Fourtou, whose flamboyant predecessor often would telegraph deals before they would happen, has been vague about his plans. Those close to him say that this is partly out of concern that tipping his hand would affect negotiations. Fourtou’s agenda also has been complicated by a weak economy and slowed by a messy legal dispute with former Vivendi Universal Entertainment Chairman Barry Diller, who holds a number of restrictions on the sale of the U.S. entertainment assets.

Whatever the reasons, the slow pace has exasperated prospective bidders for Universal’s entertainment assets, most notably Liberty Media and oil tycoon Marvin Davis.

Others, however, are sympathetic to Fourtou and his team.

“These guys came in to a total disaster,” said Andrew Wallach, a managing member of New York-based Cumberland Associates, which owns 650,000 shares of Vivendi. “They stopped the bleeding.”

In the coming weeks, a variety of interested suitors are expected to pore over Universal’s books in the first stage of a bidding process that could well determine Vivendi’s future shape.
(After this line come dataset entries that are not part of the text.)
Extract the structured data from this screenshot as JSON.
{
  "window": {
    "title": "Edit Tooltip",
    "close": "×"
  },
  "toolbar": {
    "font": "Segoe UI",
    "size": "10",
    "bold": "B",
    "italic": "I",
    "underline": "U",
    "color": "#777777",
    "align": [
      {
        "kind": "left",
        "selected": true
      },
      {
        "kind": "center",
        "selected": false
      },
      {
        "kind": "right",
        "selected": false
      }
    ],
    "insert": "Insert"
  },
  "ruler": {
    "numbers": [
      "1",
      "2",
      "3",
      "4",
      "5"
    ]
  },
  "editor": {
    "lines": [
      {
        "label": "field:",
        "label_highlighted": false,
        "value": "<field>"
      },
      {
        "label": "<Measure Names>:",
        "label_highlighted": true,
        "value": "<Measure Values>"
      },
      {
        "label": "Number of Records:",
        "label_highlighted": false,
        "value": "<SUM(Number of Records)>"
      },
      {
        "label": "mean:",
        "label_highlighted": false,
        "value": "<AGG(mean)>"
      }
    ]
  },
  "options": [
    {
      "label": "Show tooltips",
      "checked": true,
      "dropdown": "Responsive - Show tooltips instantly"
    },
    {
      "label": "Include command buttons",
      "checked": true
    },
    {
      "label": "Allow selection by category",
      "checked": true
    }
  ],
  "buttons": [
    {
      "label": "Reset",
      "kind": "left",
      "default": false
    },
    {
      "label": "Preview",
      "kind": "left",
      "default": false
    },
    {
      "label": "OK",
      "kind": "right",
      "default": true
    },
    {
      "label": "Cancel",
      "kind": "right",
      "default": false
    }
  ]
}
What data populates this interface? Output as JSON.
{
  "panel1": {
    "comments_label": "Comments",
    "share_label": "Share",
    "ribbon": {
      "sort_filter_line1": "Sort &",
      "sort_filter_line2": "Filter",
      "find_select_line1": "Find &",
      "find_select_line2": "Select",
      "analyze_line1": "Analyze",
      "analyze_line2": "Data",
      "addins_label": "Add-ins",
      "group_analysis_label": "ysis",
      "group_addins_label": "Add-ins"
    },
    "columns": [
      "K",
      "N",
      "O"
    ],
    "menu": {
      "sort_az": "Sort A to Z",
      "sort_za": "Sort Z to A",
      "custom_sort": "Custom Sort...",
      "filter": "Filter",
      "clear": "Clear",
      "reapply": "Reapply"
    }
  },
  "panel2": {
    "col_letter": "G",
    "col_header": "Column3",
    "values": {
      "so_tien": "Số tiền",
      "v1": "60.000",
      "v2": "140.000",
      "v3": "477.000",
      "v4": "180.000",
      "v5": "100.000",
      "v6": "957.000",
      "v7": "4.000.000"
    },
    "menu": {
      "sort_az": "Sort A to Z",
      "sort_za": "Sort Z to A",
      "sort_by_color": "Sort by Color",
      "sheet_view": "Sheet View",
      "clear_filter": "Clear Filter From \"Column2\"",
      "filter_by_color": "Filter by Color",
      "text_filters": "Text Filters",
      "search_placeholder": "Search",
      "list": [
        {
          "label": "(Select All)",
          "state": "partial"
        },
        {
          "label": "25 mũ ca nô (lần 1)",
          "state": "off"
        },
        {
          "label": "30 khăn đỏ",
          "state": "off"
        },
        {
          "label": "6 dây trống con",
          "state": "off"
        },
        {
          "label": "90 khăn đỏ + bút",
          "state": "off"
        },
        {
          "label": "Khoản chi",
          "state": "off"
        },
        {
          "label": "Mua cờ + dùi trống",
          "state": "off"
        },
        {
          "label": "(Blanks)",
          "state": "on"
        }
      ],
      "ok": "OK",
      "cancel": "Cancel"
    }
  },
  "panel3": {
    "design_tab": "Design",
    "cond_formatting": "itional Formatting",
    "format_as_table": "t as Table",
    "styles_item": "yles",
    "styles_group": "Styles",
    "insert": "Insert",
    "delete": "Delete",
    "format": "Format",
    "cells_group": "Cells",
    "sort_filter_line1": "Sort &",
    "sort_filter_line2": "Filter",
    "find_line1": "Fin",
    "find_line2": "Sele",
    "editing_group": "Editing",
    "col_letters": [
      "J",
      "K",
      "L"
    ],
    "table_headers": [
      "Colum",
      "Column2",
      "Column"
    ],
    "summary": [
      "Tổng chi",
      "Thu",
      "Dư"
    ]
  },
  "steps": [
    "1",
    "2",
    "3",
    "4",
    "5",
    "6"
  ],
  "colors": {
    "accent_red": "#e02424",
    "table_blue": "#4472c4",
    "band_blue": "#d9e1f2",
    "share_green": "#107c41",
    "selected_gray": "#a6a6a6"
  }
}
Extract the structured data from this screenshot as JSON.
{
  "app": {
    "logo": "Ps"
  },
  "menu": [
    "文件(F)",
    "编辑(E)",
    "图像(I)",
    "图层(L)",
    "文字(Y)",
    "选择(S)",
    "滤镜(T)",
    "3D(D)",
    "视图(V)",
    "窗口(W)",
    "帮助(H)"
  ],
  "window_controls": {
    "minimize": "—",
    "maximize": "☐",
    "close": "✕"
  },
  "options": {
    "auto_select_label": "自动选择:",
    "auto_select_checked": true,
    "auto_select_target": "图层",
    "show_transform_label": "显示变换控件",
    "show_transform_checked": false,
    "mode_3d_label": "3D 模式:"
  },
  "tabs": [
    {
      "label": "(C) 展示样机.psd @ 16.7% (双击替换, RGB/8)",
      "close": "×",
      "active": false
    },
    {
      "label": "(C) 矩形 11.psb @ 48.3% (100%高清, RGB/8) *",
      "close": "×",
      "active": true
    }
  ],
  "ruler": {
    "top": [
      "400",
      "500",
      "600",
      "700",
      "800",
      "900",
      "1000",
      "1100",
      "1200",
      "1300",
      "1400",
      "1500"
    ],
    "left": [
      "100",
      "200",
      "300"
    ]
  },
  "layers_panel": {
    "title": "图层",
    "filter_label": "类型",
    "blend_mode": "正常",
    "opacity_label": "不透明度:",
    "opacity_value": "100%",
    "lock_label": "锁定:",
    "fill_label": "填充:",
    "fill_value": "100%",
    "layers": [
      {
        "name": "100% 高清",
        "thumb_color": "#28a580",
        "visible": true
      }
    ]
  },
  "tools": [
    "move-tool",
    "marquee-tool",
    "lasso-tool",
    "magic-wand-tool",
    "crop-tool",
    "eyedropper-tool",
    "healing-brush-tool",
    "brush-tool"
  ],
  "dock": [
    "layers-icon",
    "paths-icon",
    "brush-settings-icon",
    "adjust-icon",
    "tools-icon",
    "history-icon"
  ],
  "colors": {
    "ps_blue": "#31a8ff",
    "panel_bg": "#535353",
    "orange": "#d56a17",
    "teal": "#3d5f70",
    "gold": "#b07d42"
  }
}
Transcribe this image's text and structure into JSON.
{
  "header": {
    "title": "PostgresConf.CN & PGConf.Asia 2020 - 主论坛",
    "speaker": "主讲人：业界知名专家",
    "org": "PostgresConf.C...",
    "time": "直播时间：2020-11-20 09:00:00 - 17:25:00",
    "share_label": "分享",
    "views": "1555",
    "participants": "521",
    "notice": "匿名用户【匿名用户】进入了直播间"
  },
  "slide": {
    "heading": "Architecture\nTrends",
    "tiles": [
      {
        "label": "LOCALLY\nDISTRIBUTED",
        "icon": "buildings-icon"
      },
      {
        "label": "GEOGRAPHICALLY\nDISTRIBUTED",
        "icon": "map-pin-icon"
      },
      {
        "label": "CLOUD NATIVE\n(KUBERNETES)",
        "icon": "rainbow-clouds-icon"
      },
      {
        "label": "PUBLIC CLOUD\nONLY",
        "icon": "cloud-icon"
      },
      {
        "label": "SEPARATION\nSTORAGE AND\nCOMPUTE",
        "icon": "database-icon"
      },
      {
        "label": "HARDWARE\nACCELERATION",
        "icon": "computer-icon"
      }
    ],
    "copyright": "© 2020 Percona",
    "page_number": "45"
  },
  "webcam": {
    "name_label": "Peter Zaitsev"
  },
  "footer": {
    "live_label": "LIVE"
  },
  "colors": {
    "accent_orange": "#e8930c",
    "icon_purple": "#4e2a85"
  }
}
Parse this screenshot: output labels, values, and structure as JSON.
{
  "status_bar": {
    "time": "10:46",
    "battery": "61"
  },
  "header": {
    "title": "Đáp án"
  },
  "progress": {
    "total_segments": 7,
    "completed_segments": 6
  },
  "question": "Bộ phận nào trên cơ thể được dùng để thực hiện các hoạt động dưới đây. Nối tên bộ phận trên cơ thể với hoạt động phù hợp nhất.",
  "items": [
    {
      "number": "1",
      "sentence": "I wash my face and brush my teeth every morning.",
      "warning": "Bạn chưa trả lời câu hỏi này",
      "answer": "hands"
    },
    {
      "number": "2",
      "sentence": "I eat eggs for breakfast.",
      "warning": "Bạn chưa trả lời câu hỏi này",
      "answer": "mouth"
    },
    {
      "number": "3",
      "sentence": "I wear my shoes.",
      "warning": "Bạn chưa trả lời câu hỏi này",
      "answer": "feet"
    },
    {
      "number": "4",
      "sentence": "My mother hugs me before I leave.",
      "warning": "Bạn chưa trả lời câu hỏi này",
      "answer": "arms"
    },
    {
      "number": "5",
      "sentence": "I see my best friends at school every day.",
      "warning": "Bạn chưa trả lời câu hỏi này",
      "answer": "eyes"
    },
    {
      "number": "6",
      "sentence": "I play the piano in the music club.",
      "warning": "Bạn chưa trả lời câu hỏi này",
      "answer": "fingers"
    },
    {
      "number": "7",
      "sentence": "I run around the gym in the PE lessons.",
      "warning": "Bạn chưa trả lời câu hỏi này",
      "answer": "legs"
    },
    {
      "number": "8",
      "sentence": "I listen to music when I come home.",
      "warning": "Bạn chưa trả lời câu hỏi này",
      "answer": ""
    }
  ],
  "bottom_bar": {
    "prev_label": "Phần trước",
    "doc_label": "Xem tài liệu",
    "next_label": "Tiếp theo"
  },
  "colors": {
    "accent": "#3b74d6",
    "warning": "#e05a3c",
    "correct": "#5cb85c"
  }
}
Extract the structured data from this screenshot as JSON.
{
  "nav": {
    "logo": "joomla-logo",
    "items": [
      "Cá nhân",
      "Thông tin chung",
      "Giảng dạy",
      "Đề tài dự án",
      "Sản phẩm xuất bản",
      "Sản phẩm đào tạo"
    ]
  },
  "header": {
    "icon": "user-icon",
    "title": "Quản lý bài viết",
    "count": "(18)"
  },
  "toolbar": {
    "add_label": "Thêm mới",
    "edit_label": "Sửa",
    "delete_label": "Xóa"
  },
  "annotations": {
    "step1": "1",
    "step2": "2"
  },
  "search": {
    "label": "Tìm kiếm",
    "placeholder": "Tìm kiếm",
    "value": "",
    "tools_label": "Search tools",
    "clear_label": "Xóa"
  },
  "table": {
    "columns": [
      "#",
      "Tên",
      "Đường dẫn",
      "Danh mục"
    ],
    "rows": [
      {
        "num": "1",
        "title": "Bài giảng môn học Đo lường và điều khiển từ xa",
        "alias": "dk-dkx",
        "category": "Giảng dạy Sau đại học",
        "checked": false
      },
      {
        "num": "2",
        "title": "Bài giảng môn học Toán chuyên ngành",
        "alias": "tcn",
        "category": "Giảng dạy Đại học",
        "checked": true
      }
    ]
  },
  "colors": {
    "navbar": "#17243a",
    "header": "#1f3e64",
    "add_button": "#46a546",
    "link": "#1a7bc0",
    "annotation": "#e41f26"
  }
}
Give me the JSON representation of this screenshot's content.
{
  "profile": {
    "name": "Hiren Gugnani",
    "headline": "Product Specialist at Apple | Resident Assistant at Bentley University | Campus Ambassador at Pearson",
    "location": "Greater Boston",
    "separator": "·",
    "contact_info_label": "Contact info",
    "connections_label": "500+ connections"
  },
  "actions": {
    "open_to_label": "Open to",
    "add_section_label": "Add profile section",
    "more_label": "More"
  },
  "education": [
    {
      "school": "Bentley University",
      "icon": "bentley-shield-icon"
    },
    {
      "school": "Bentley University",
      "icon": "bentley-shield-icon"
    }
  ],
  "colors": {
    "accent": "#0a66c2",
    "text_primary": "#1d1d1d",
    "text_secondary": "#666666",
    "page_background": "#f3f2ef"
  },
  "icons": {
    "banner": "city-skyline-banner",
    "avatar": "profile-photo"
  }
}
Besides Davis and Liberty, others interested in pieces of Universal include Viacom Inc., General Electric Co.’s NBC and Metro-Goldwyn-Mayer Inc.

Time is of the essence. Analysts say Fourtou will have to sell at least some of the entertainment empire to meet his goal of raising $7 billion this year and avoiding another cash crisis in 2004, when Vivendi has a $2.5-billion loan due.

“Everything’s on the table right now,” analyst Rittenberry said.